For non-conforming mortgages — those to borrowers with poorer credit histories — delinquencies rose to 21.73 percent in the first quarter, from 19.41 percent in the fourth quarter of 2007, S&P said on Thursday.
Delinquencies of more than 90 days moved into double digits, at 10.6 percent.
“A reduction in refinancing opportunities for borrowers, the large proportion of loans (approximately 25 percent) due to revert from fixed or discount rates in the first half of 2008 into an environment of reduced credit availability, and the slowing economy are likely to keep delinquency figures high for the foreseeable future,” S&P analyst Kate Livesey said.
Losses remain low, but are rising, S&P said, and are appearing earlier in the life of some transactions.
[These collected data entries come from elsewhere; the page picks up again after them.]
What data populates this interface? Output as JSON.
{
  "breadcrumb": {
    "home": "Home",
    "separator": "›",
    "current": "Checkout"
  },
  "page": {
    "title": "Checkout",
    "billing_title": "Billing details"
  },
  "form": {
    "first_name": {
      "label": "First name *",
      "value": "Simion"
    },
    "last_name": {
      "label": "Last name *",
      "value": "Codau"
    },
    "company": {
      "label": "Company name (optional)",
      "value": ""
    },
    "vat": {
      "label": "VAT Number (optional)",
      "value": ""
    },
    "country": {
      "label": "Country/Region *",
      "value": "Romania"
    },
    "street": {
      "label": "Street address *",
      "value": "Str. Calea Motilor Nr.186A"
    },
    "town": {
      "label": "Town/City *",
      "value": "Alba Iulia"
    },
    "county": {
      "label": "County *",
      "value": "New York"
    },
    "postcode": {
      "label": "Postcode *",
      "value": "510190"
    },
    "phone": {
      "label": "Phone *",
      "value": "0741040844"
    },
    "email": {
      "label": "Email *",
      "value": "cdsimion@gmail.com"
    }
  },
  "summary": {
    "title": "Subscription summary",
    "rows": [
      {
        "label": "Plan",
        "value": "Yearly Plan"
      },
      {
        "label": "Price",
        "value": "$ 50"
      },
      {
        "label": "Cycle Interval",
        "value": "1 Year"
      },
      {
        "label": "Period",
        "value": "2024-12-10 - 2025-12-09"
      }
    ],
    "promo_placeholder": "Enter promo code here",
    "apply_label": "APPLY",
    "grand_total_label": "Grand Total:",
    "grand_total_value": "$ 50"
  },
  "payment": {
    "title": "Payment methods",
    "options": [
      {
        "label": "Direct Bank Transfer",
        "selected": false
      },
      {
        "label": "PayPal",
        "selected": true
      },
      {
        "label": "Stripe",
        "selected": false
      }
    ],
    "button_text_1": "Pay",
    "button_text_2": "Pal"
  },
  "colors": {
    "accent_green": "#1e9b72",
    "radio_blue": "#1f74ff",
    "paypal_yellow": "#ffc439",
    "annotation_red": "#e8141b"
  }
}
For mainstream prime mortgages, total delinquencies rose to 2.41 percent in the first quarter from 2.11 percent, the ratings agency said.
In the credit card market, charge-offs — the point at which the lender regards the debt as bad — rose to 6.51 percent in March from 6.17 percent in December, while delinquencies rose to 5.88 percent from 5.6 percent.
“Lenders have introduced more cautious lending strategies, causing delinquencies to increase as borrowers start to feel the effects of the downturn in the UK economy,” S&P said.
However, it said the jump in the charge-off rate could be explained by the acquisition by Barclays (BARC.L) of the Goldfish credit card unit, with a change in the unit’s charge-off policies to align them with those of Barclays.